The walls of an Orthodox church are immensely thick and strong. The windows are small and up high, set deeply into the openings. The light is seen reflected off the thickness of the wall, rather than directly from the windows. In some Byzantine churches the window is translucent alabaster or marble, so that the light seems to glow from within the wall itself. Gold mosaics or bright frescoes play the light from many surfaces. Polished lamps and inlaid furniture reflect highlights from every direction. Deep aisles or side chapels behind arches appear as mysterious shadows in the distance, which make the church look brighter by the rich contrast. This is mass transfigured by light. It is the same light as in the icons, holy and all- pervading, the Uncreated Light which emanates from god to his creation. The stone and plaster glow from within. They do not seem transitory, but more real. Walls and piers seem as silent and as still as ancient mountains. They are bathed with the Light of Christ, and are sustained and strengthened by it as we are.

 

… A church building is the structure and organization of all the icons within it. As a unified edifice, these make up a single integrated icon which encompasses all the history and theology of the Church. The organization of the icons broadly follows three architectural axes.

 

The first axis is west to east. This is the liturgical axis. The narthex represents the fallen world, and is used for preparation and exorcisms, for judgment is at the gates of heaven. The nave represents the redeemed world, or the Church, where the faithful gather among the saints for the worship of god. The sanctuary represents highest heaven; the altar is the throne of god and his tomb.

 

The second axis is vertical and can be understood as hierarchical. The Pantocrator is at the top of the dome with hands outspread, embracing the universe he created. Below are angels in their appropriate ranks, followed  by the evangelists, representing the beginning of the church, and then the saints in their tiers below. To the medieval mind, hierarchy meant freedom; it was the mark of identity and security. This axis and hierarchy exist also in the iconostasis as a miniature version of the same concept. The vertical axis has another interpretation which is the approach of god and man. The dome, most brightly lit and filled with angels, is heaven. It touches the nave at the pendentives, where the evangelists are painted, because they record the meeting of god and man. alternately, some churches have four great feasts which are theophanies at the pendentives, for the same reason. The Theotokos of the sign in the apse represents the Church reaching back up to god. Christ appears in the sign before her, emphasizing that by the Incarnation He is already with Her.

 

The third axis is circular and horizontal, the interplay of icons cycling around the nave and relating to one another across it.
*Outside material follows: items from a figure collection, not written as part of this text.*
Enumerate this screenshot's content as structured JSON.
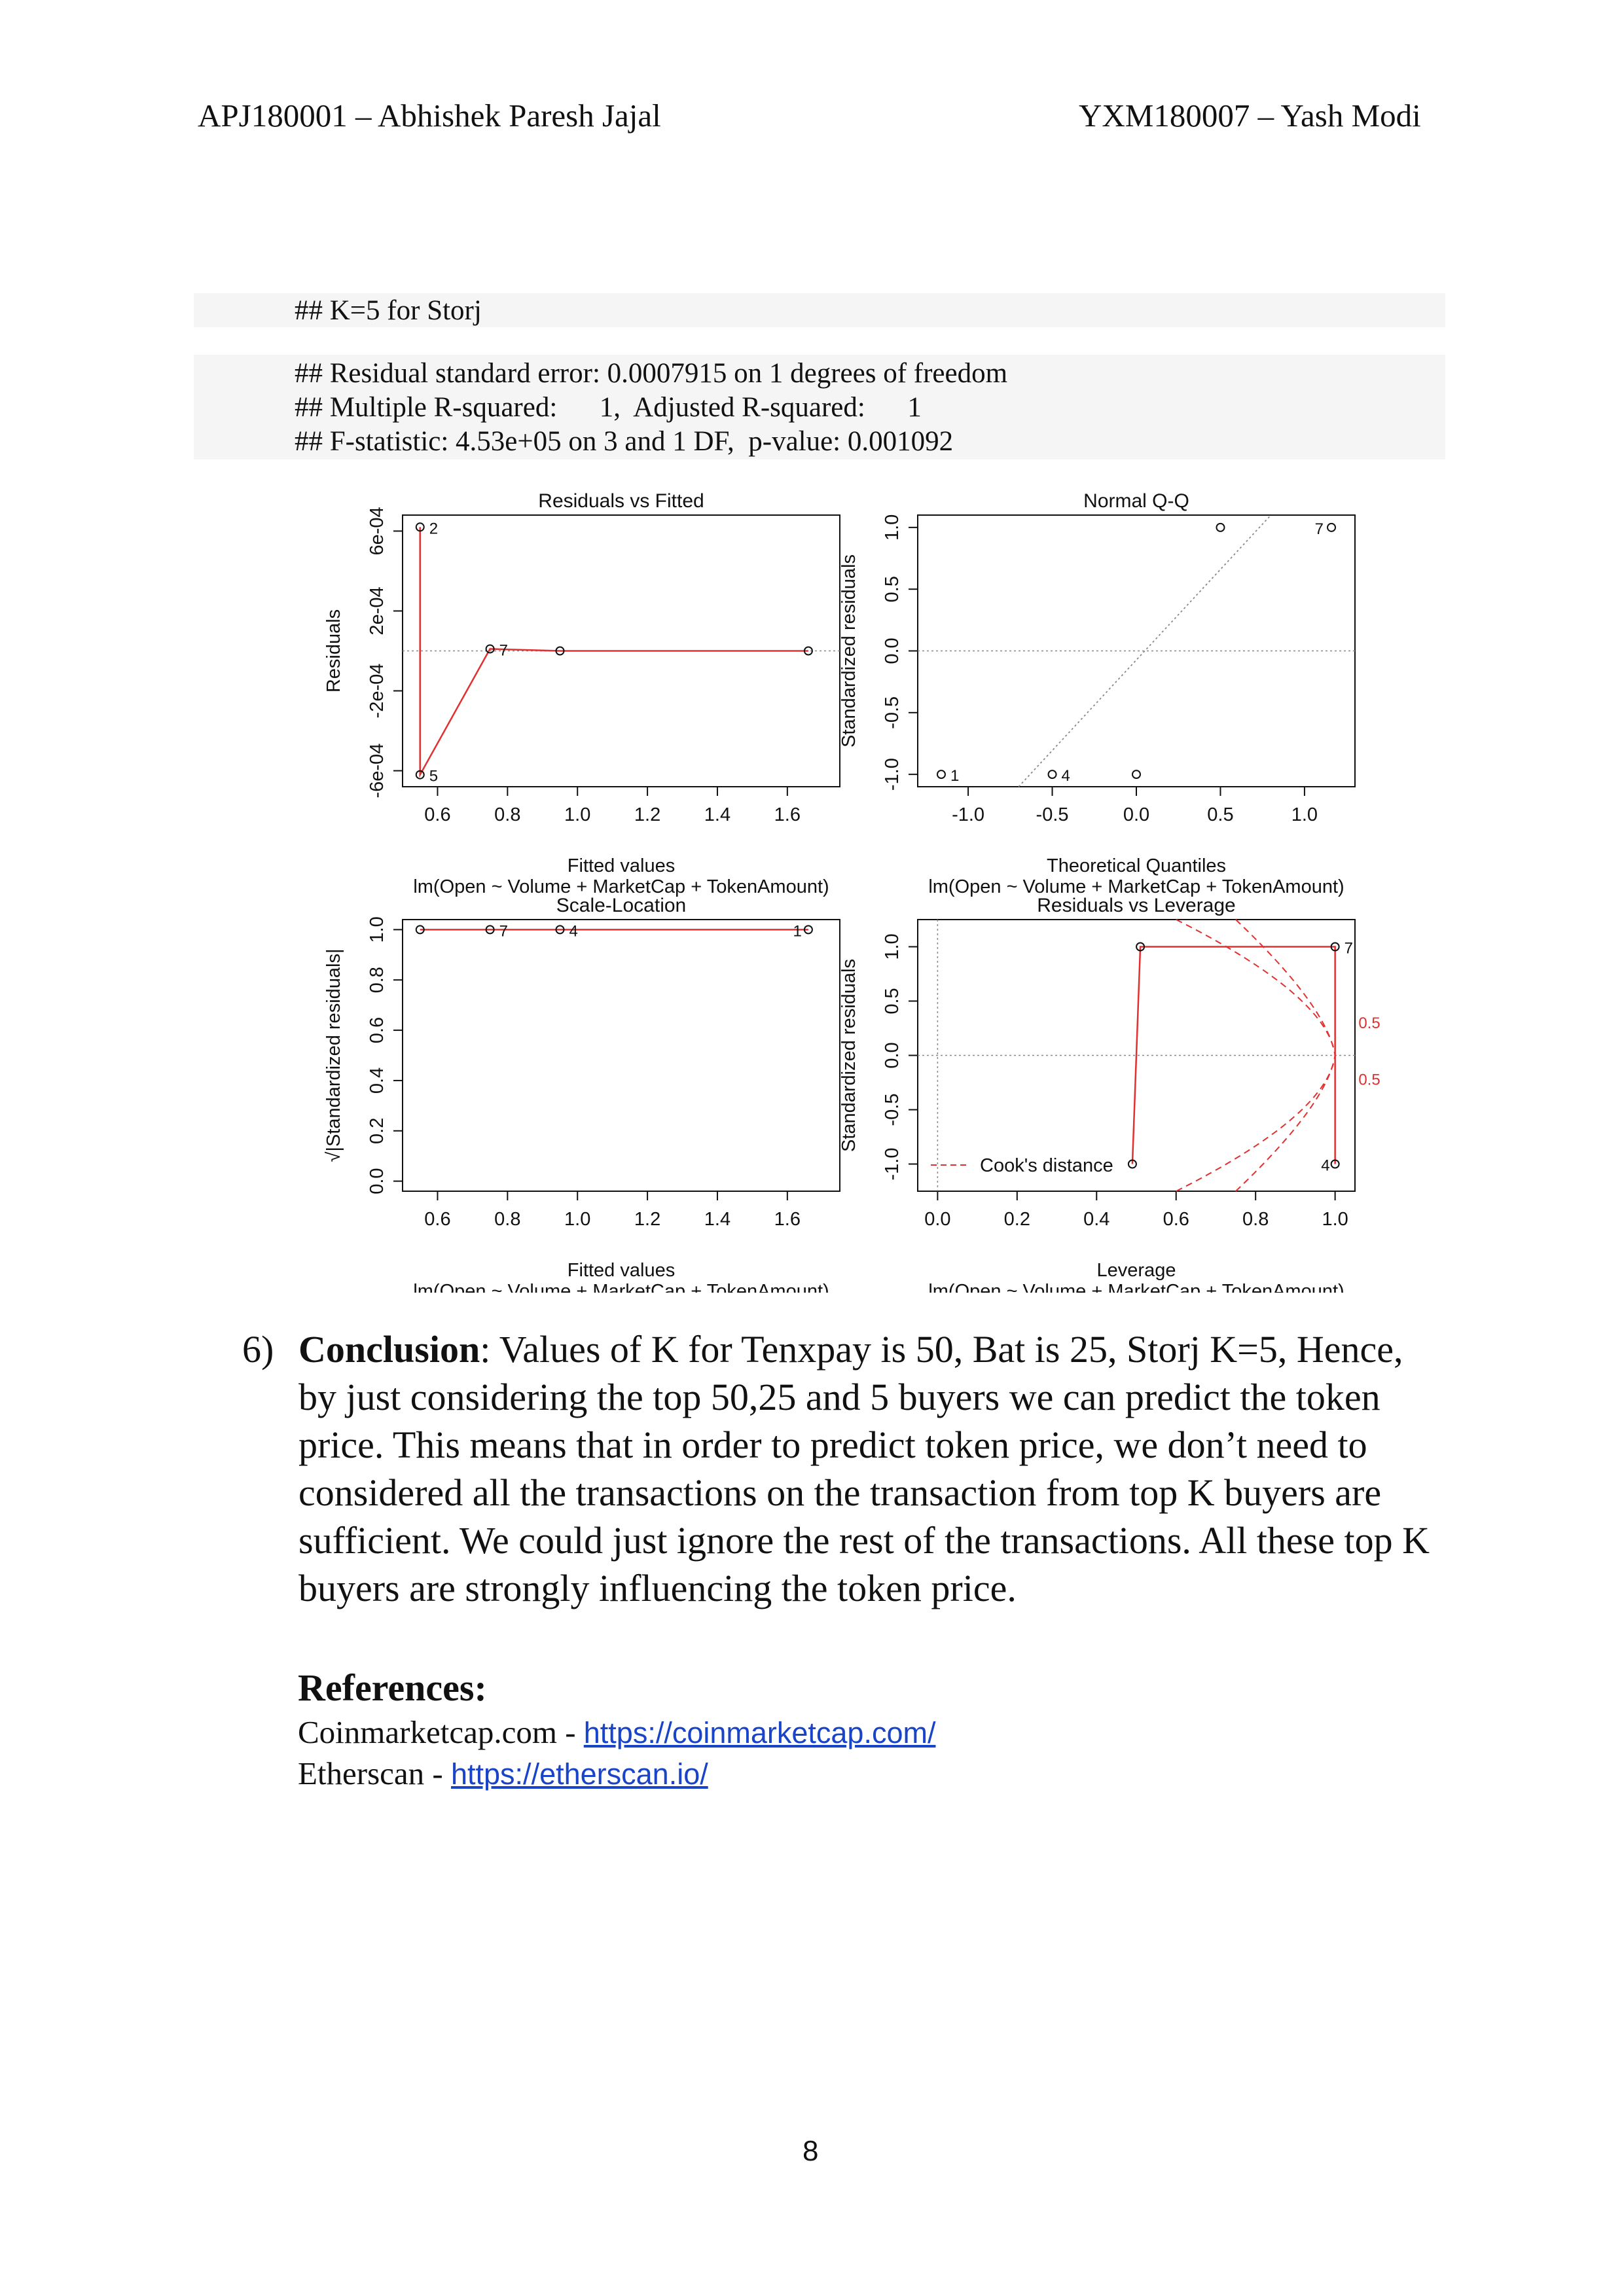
{
  "header": {
    "left": "APJ180001 – Abhishek Paresh Jajal",
    "right": "YXM180007 – Yash Modi"
  },
  "code": {
    "title": "## K=5 for Storj",
    "lines": [
      "## Residual standard error: 0.0007915 on 1 degrees of freedom",
      "## Multiple R-squared:      1,  Adjusted R-squared:      1",
      "## F-statistic: 4.53e+05 on 3 and 1 DF,  p-value: 0.001092"
    ]
  },
  "chart_data": [
    {
      "type": "scatter",
      "title": "Residuals vs Fitted",
      "xlabel": "Fitted values",
      "subtitle": "lm(Open ~ Volume + MarketCap + TokenAmount)",
      "ylabel": "Residuals",
      "xticks": [
        "0.6",
        "0.8",
        "1.0",
        "1.2",
        "1.4",
        "1.6"
      ],
      "yticks": [
        "-6e-04",
        "-2e-04",
        "2e-04",
        "6e-04"
      ],
      "xlim": [
        0.5,
        1.75
      ],
      "ylim": [
        -0.00068,
        0.00068
      ],
      "points": [
        {
          "x": 0.55,
          "y": 0.00062,
          "label": "2"
        },
        {
          "x": 0.55,
          "y": -0.00062,
          "label": "5"
        },
        {
          "x": 0.75,
          "y": 1e-05,
          "label": "7"
        },
        {
          "x": 0.95,
          "y": 0.0,
          "label": ""
        },
        {
          "x": 1.66,
          "y": 0.0,
          "label": ""
        }
      ],
      "smooth": [
        [
          0.55,
          0.00062
        ],
        [
          0.55,
          -0.00062
        ],
        [
          0.75,
          1e-05
        ],
        [
          0.95,
          0.0
        ],
        [
          1.66,
          0.0
        ]
      ]
    },
    {
      "type": "scatter",
      "title": "Normal Q-Q",
      "xlabel": "Theoretical Quantiles",
      "subtitle": "lm(Open ~ Volume + MarketCap + TokenAmount)",
      "ylabel": "Standardized residuals",
      "xticks": [
        "-1.0",
        "-0.5",
        "0.0",
        "0.5",
        "1.0"
      ],
      "yticks": [
        "-1.0",
        "-0.5",
        "0.0",
        "0.5",
        "1.0"
      ],
      "xlim": [
        -1.3,
        1.3
      ],
      "ylim": [
        -1.1,
        1.1
      ],
      "points": [
        {
          "x": -1.16,
          "y": -1.0,
          "label": "1"
        },
        {
          "x": -0.5,
          "y": -1.0,
          "label": "4"
        },
        {
          "x": 0.0,
          "y": -1.0,
          "label": ""
        },
        {
          "x": 0.5,
          "y": 1.0,
          "label": ""
        },
        {
          "x": 1.16,
          "y": 1.0,
          "label": "7"
        }
      ],
      "refline": [
        [
          -0.7,
          -1.1
        ],
        [
          0.8,
          1.2
        ]
      ]
    },
    {
      "type": "scatter",
      "title": "Scale-Location",
      "xlabel": "Fitted values",
      "subtitle": "lm(Open ~ Volume + MarketCap + TokenAmount)",
      "ylabel": "√|Standardized residuals|",
      "xticks": [
        "0.6",
        "0.8",
        "1.0",
        "1.2",
        "1.4",
        "1.6"
      ],
      "yticks": [
        "0.0",
        "0.2",
        "0.4",
        "0.6",
        "0.8",
        "1.0"
      ],
      "xlim": [
        0.5,
        1.75
      ],
      "ylim": [
        -0.04,
        1.04
      ],
      "points": [
        {
          "x": 0.55,
          "y": 1.0,
          "label": ""
        },
        {
          "x": 0.75,
          "y": 1.0,
          "label": "7"
        },
        {
          "x": 0.95,
          "y": 1.0,
          "label": "4"
        },
        {
          "x": 1.66,
          "y": 1.0,
          "label": "1"
        }
      ],
      "smooth": [
        [
          0.55,
          1.0
        ],
        [
          1.66,
          1.0
        ]
      ]
    },
    {
      "type": "scatter",
      "title": "Residuals vs Leverage",
      "xlabel": "Leverage",
      "subtitle": "lm(Open ~ Volume + MarketCap + TokenAmount)",
      "ylabel": "Standardized residuals",
      "xticks": [
        "0.0",
        "0.2",
        "0.4",
        "0.6",
        "0.8",
        "1.0"
      ],
      "yticks": [
        "-1.0",
        "-0.5",
        "0.0",
        "0.5",
        "1.0"
      ],
      "xlim": [
        -0.05,
        1.05
      ],
      "ylim": [
        -1.25,
        1.25
      ],
      "legend": "Cook's distance",
      "contour_labels": [
        "0.5",
        "0.5"
      ],
      "points": [
        {
          "x": 0.49,
          "y": -1.0,
          "label": ""
        },
        {
          "x": 0.51,
          "y": 1.0,
          "label": ""
        },
        {
          "x": 1.0,
          "y": 1.0,
          "label": "7"
        },
        {
          "x": 1.0,
          "y": -1.0,
          "label": "4"
        }
      ],
      "smooth": [
        [
          0.49,
          -1.0
        ],
        [
          0.51,
          1.0
        ],
        [
          1.0,
          1.0
        ],
        [
          1.0,
          -1.0
        ]
      ]
    }
  ],
  "conclusion": {
    "number": "6)",
    "label": "Conclusion",
    "text": ": Values of K for Tenxpay is 50, Bat is 25, Storj K=5, Hence, by just considering the top 50,25 and 5 buyers we can predict the token price. This means that in order to predict token price, we don’t need to considered all the transactions on the transaction from top K buyers are sufficient. We could just ignore the rest of the transactions. All these top K buyers are strongly influencing the token price."
  },
  "references": {
    "title": "References:",
    "items": [
      {
        "name": "Coinmarketcap.com - ",
        "url": "https://coinmarketcap.com/"
      },
      {
        "name": "Etherscan - ",
        "url": "https://etherscan.io/"
      }
    ]
  },
  "page_number": "8"
}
This axis often portrays the flow of time, although it can express many other relationships as well. The great feasts may be ordered chronologically around the nave, or specific feasts may be combined or face one another to highlight theological connections. In a large church there may be hundreds of biblical and historical scenes, and their placement with respect to one another and to the principal feasts can suggest almost limitless depths of interpretation.

 

Historically, church builders have struggled with the interplay of these three axes. …

 

THE TEMPLE AS COSMOLOGY

 

… Of all forms, the cube and the dome are the most sacred and universal in architecture. The cube or square represents the earth, while the dome symbolizes the sky. It was ever the desire of the Romans to combine these forms and represent the universe. They achieved this at Hagia Sophia. The square nave has the most water-like pavement in the world. Sheets of wavy blue-gray marble flow from the altar like the river of the water of life from the Throne of God. Rows of columns rise from the banks like trees. Amazingly, the builders abandoned the thousand-year-old tradition of the Classical orders, and crafted a new type of capital which looks like the fronds of palms blowing in the wind. The arches above the capitals are decorated similarly. The whole nave is like a walled garden of unimaginable scale, the very image of Paradise...

 

“ON EARTH AS IT IS IN HEAVEN  Form and Meaning in Orthodox Architecture by ANDREW GOULD.